Category Neuroscience

A very interesting paper on how systems neuroscience can benefit from deep learning published in Nature. In work led by Blake Richards, Tim Lillicrap, and Konrad Kording,the main argument is that focusing on the three core elements used to design deep learning systems — network architecture, objective functions, and learning rules — can offer a fresh approach to understanding the computational principles of neural circuits.

Deep learning and neuroscience


Systems neuroscience seeks explanations for how the brain implements a wide variety of perceptual, cognitive and motor tasks. Conversely, artificial intelligence attempts to design computational systems based on the tasks they will have to solve. In artificial neural networks, the three components specified by design are the objective functions, the learning rules and the architectures. With the growing success of deep learning, which utilizes brain-inspired architectures, these three designed components have increasingly become central to how we model, engineer and optimize complex artificial learning systems. Here we argue that a greater focus on these components would also benefit systems neuroscience. We give examples of how this optimization-based framework can drive theoretical and experimental progress in neuroscience. We contend that this principled perspective on systems neuroscience will help to generate more rapid progress.
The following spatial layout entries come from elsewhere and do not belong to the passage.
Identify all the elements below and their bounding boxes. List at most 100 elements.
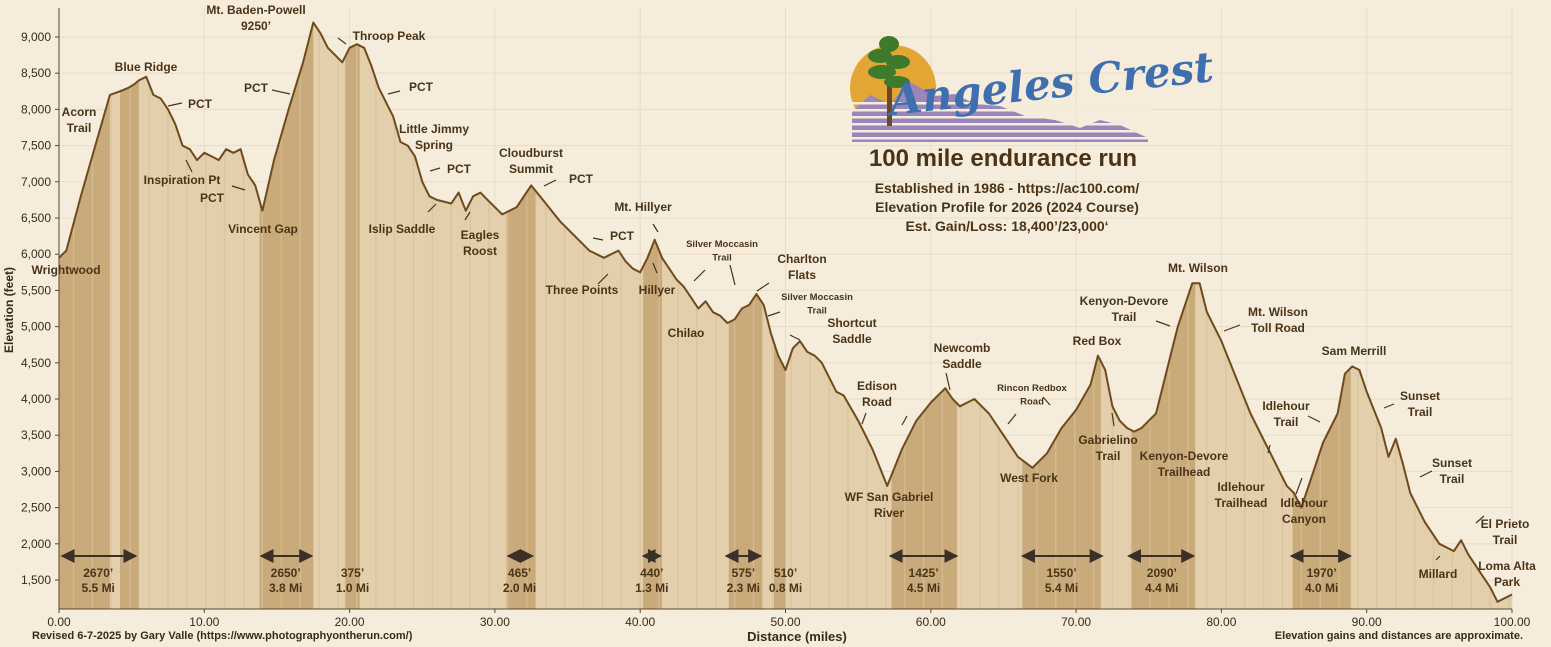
label-line: PCT [409, 80, 434, 94]
footer-credit: Revised 6-7-2025 by Gary Valle (https://… [32, 630, 413, 642]
x-tick-label: 50.00 [770, 615, 800, 629]
climb-band-1 [120, 80, 139, 609]
leader-line [652, 223, 659, 233]
label-blue-ridge: Blue Ridge [115, 60, 178, 74]
label-line: Edison [857, 379, 897, 393]
segment-distance-4: 1.3 Mi [635, 581, 668, 595]
segment-distance-1: 3.8 Mi [269, 581, 302, 595]
label-line: Kenyon-Devore [1140, 449, 1229, 463]
leader-line [1155, 320, 1171, 327]
leader-line [756, 282, 770, 292]
label-rincon-redbox: Rincon Redbox Road [997, 383, 1067, 408]
info-line-3: Est. Gain/Loss: 18,400’/23,000‘ [905, 218, 1108, 234]
label-loma-alta-park: Loma Alta Park [1478, 559, 1536, 589]
label-line: 9250’ [241, 19, 271, 33]
segment-gain-3: 465’ [508, 566, 531, 580]
label-edison-road: Edison Road [857, 379, 897, 409]
segment-gain-4: 440’ [640, 566, 663, 580]
leader-line [185, 159, 193, 173]
label-line: Trail [1096, 449, 1121, 463]
leader-line [427, 203, 437, 213]
segment-gain-1: 2650’ [271, 566, 301, 580]
leader-line [1042, 396, 1051, 406]
label-red-box: Red Box [1073, 334, 1122, 348]
label-line: West Fork [1000, 471, 1058, 485]
y-tick-label: 9,000 [21, 30, 51, 44]
label-line: Idlehour [1262, 399, 1310, 413]
label-sam-merrill: Sam Merrill [1322, 344, 1387, 358]
label-eagles-roost: Eagles Roost [461, 228, 500, 258]
label-idlehour-canyon: Idlehour Canyon [1280, 496, 1328, 526]
leader-line [861, 412, 867, 425]
label-line: Acorn [62, 105, 97, 119]
label-line: Loma Alta [1478, 559, 1536, 573]
y-tick-label: 7,500 [21, 139, 51, 153]
leader-line [693, 269, 706, 282]
leader-line [231, 185, 246, 191]
label-line: Summit [509, 162, 553, 176]
label-line: Sunset [1432, 456, 1472, 470]
leader-line [789, 334, 801, 341]
x-tick-label: 30.00 [480, 615, 510, 629]
label-line: Trailhead [1158, 465, 1211, 479]
label-west-fork: West Fork [1000, 471, 1058, 485]
y-tick-label: 3,500 [21, 428, 51, 442]
climb-band-9 [1022, 357, 1101, 609]
label-line: Newcomb [934, 341, 991, 355]
leader-line [597, 273, 609, 285]
leader-line [337, 37, 347, 45]
segment-distance-9: 4.4 Mi [1145, 581, 1178, 595]
x-tick-label: 0.00 [47, 615, 71, 629]
y-tick-label: 4,000 [21, 392, 51, 406]
label-line: Trail [1112, 310, 1137, 324]
leader-line [1267, 444, 1271, 454]
label-newcomb-saddle: Newcomb Saddle [934, 341, 991, 371]
label-line: Trail [1408, 405, 1433, 419]
leader-line [1475, 515, 1485, 524]
climb-band-4 [506, 186, 536, 609]
leader-line [1419, 470, 1433, 478]
segment-gain-0: 2670’ [83, 566, 113, 580]
label-vincent-gap: Vincent Gap [228, 222, 298, 236]
y-tick-label: 1,500 [21, 573, 51, 587]
segment-distance-6: 0.8 Mi [769, 581, 802, 595]
y-axis: 1,500 2,000 2,500 3,000 3,500 4,000 4,500 5,000… [21, 8, 60, 609]
label-line: Saddle [942, 357, 982, 371]
y-tick-label: 8,000 [21, 102, 51, 116]
label-line: Trailhead [1215, 496, 1268, 510]
climb-band-0 [59, 94, 110, 609]
segment-markers: 2670’5.5 Mi 2650’3.8 Mi 375’1.0 Mi 465’2.0 … [60, 549, 1353, 595]
label-pct-1: PCT [188, 97, 213, 111]
segment-gain-8: 1550’ [1047, 566, 1077, 580]
label-line: Silver Moccasin [781, 292, 853, 303]
y-tick-label: 7,000 [21, 175, 51, 189]
x-tick-label: 20.00 [335, 615, 365, 629]
angeles-crest-logo: Angeles Crest 100 mile endurance run Est… [850, 36, 1216, 234]
segment-distance-5: 2.3 Mi [727, 581, 760, 595]
label-line: Sunset [1400, 389, 1440, 403]
label-line: Trail [1274, 415, 1299, 429]
label-line: Mt. Hillyer [614, 200, 672, 214]
y-tick-label: 3,000 [21, 464, 51, 478]
label-three-points: Three Points [546, 283, 619, 297]
label-line: Red Box [1073, 334, 1122, 348]
leader-line [429, 167, 441, 172]
segment-gain-7: 1425’ [909, 566, 939, 580]
label-line: Millard [1419, 567, 1458, 581]
label-line: WF San Gabriel [845, 490, 934, 504]
pine-tree-icon [868, 36, 910, 126]
label-line: Eagles [461, 228, 500, 242]
label-line: Throop Peak [353, 29, 426, 43]
label-pct-6: PCT [569, 172, 594, 186]
label-line: Charlton [777, 252, 826, 266]
label-hillyer: Hillyer [639, 283, 676, 297]
leader-line [729, 264, 736, 286]
label-idlehour-trail: Idlehour Trail [1262, 399, 1310, 429]
label-el-prieto-trail: El Prieto Trail [1481, 517, 1530, 547]
leader-line [464, 211, 471, 221]
x-tick-label: 80.00 [1206, 615, 1236, 629]
label-line: Toll Road [1251, 321, 1305, 335]
label-line: Road [862, 395, 892, 409]
segment-gain-10: 1970’ [1307, 566, 1337, 580]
Machine learning methods enable researchers to discover statistical patterns in large datasets to solve a wide variety of tasks, including in neuroscience. Recent advances have led to a major explosion in the scope and complexity of problems to which machine learning can be applied, with an accuracy rivaling or surpassing that of humans in some domains.
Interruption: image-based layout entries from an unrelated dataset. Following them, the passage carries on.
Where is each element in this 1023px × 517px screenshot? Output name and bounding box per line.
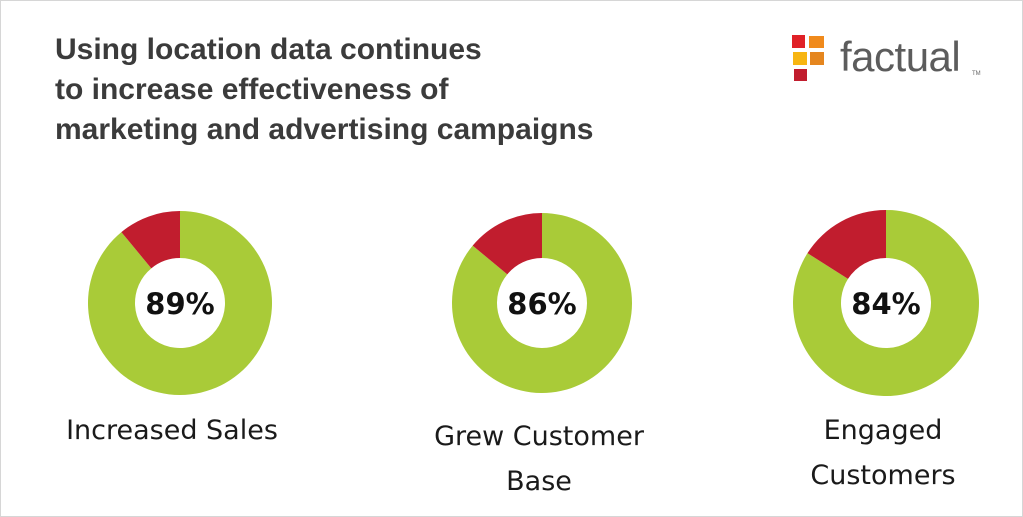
donut-label: Increased Sales [27, 408, 317, 453]
logo-square [809, 36, 824, 48]
label-line: Grew Customer [434, 421, 644, 452]
logo-square [794, 69, 807, 81]
donut-slice-positive [792, 210, 979, 396]
logo-square [793, 52, 807, 65]
donut-value-label: 86% [507, 287, 576, 321]
donut-label: Grew Customer Base [394, 414, 684, 504]
donut-slice-negative [807, 210, 886, 279]
label-line: Customers [810, 460, 956, 491]
label-line: Base [506, 466, 572, 497]
label-line: Engaged [823, 415, 943, 446]
label-line: Increased Sales [66, 415, 278, 446]
donut-slice-positive [451, 213, 632, 393]
donut-value-label: 89% [145, 287, 214, 321]
donut-slice-negative [472, 213, 542, 275]
page-title: Using location data continues to increas… [55, 30, 594, 150]
donut-label: Engaged Customers [738, 408, 1023, 498]
donut-value-label: 84% [851, 287, 920, 321]
factual-logo: factual TM [792, 33, 992, 83]
logo-square [792, 35, 805, 48]
title-line: marketing and advertising campaigns [55, 113, 594, 146]
logo-trademark: TM [972, 71, 981, 77]
title-line: Using location data continues [55, 33, 482, 66]
logo-text: factual [840, 33, 961, 80]
donut-slice-positive [87, 211, 272, 396]
logo-square [810, 52, 824, 65]
donut-slice-negative [121, 211, 180, 269]
title-line: to increase effectiveness of [55, 73, 449, 106]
To be able to understand the implication of deep learning on the neuroscience it is needed first to understand some keu concepts like:

  • Basic machine learning concepts and resources.
  • Machine learning methods to automate analyses of large neuroscience datasets.
  • Using deep network learning to gain insight into how the brain learns.
  • Combining machine learning concepts with neuroscience theory to predict nervous system function and uncover general principles.


Article gives a very good insight on all the previous points and lead the way to the growing number of initiatives blending artificial intelligence and neuroscince.


Link to Nature

Deep Learning for Cognitive Neuroscience

There are other intents to link neural networks and the inner workings of the human brain, and how neural network models can now recognise images, understand text, translate languages, and play many human games at human or superhuman levels. These systems are highly abstracted, but are inspired by biological brains and use only biologically plausible computations. In the coming years, neural networks are likely to become less reliant on learning from massive labelled datasets, and more robust and generalisable in their task performance.

From their successes and failures, we can learn about the computational requirements of the different tasks at which brains excel. Deep learning also provides the tools for testing cognitive theories. In order to test a theory, we need to realise the proposed information-processing system at scale, so as to be able to assess its feasibility and emergent behaviours. Deep learning allows us to scale up from principles and circuit models to end-to-end trainable models capable of performing complex tasks.

There are many levels at which cognitive neuroscientists can use deep learning in their work, from inspiring theories to serving as full computational models. Ongoing advances in deep learning bring us closer to understanding how cognition and perception may be implemented in the brain — the grand challenge at the core of cognitive neuroscience.

Link to Arxiv


Deep Neural Networks in Computational Neuroscience

Another interesting approach is when looking from the oposite direction and trying to find mechanistic explanations of how the nervous system processes information to give rise to cognitive function and behavior.

At the heart of the field are its models, that is, mathematical and computational descriptions of the system being studied, which map sensory stimuli to neural responses and/or neural to behavioral responses. These models range from simple to complex. Recently, deep neural networks (DNNs) have come to dominate several domains of artificial intelligence (AI).

As the term “neural network” suggests, these models are inspired by biological brains. However, current DNNs neglect many details of biological neural networks.

These simplifications contribute to their computational efficiency, enabling them to perform complex feats of intelligence, ranging from perceptual (e.g., visual object and auditory speech recognition) to cognitive tasks (e.g., machine translation), and on to motor control (e.g., playing computer games or controlling a robot arm).

In addition to their ability to model complex intelligent behaviors, DNNs excel at predicting neural responses to novel sensory stimuli with accuracies well beyond any other currently available model type. DNNs can have millions of parameters, which are required to capture the domain knowledge needed for successful task performance. Contrary to the intuition that this renders them into impenetrable black boxes, the computational properties of the network units are the result of four directly manipulable elements: input statistics, network structure, functional objective, and learning algorithm. With full access to the activity and connectivity of all units, advanced visualization techniques, and analytic tools to map network representations to neural data, DNNs represent a powerful framework for building task-performing models and will drive substantial insights in computational neuroscience.